Following the dissolution of the USSR in 1991, the United States set out to reorganize the world through naked military power, beginning with the first Gulf War. As the International Committee of the Fourth International wrote at the time, the Gulf War marked:

the beginning of a new imperialist redivision of the world. The end of the postwar era means the end of the postcolonial era. As it proclaims the “failure of socialism,” the imperialist bourgeoisie, in deeds if not yet in words, proclaims the failure of independence. The deepening crisis confronting all the major imperialist powers compels them to secure control over strategic resources and markets. Former colonies, which had achieved a degree of political independence, must be resubjugated. In its brutal assault against Iraq, imperialism is giving notice that it intends to restore the type of unrestrained domination of the backward countries that existed prior to World War II.

US imperialism’s effort to reconquer the world has not only created an immense human disaster, it has ended in a catastrophe for the United States. As the most recent issue of Foreign Affairs makes clear:

US policymakers have for nearly three decades converged around the premise that Pentagon planners set forth in 1992: the United States should maintain a military superiority so overwhelming that it would dissuade allies and rivals alike from challenging Washington’s authority. That superiority quickly became an end unto itself. By seeking dominance instead of merely defense, the strategy of primacy plunged the United States into a downward spiral: American actions generated antagonists and enemies, who in turn made primacy more dangerous to pursue.

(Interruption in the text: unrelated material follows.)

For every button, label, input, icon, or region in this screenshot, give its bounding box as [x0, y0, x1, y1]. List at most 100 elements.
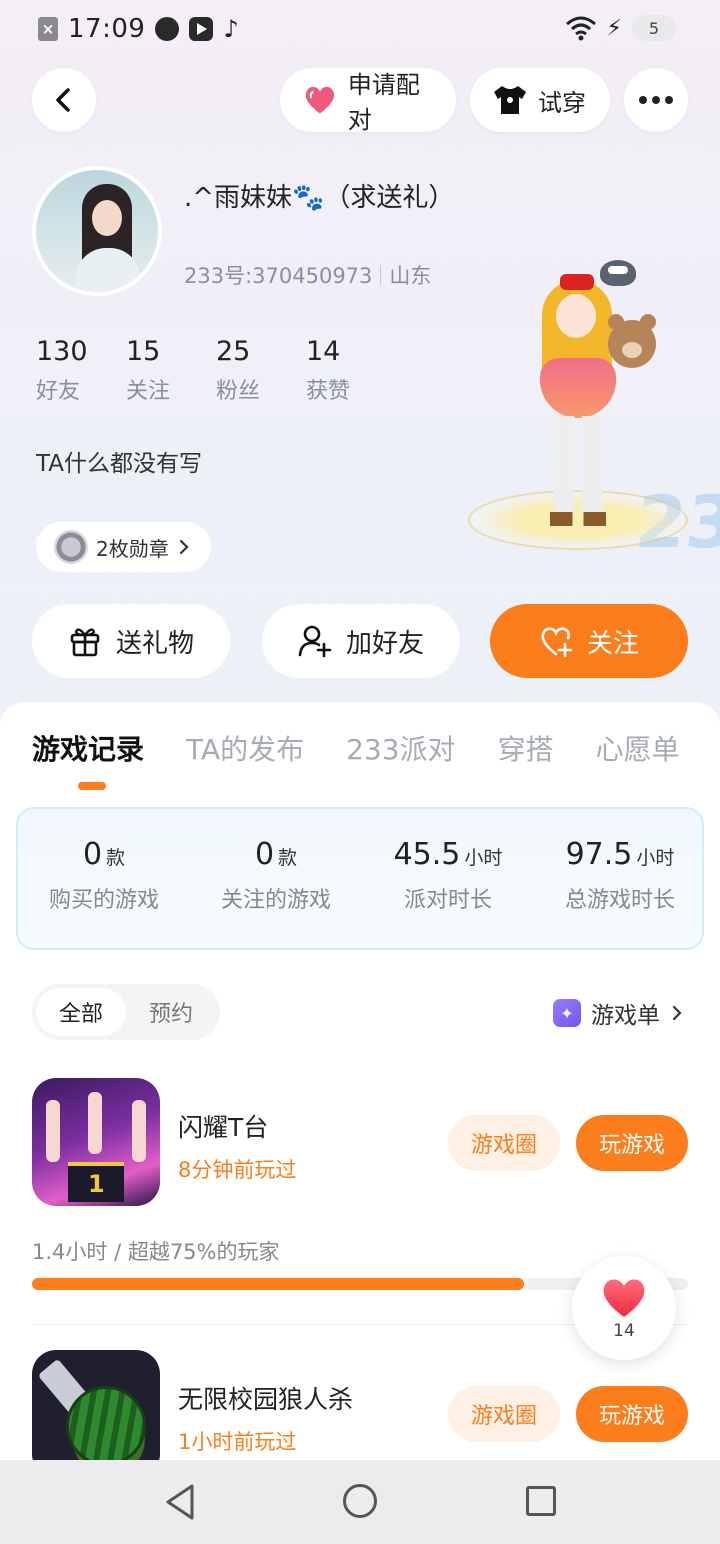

Even as the United States’ series of bloody wars has created one disaster after another, US imperialism sees, with characteristic hubris, new wars and new threats as the means to extricate itself from this crisis. But this promises only new disasters.

The bluntness with which the representatives of the imperialist powers speak of their preparations for world war expresses the immense dangers confronting humanity and the urgency of building a new mass antiwar movement based upon the international working class.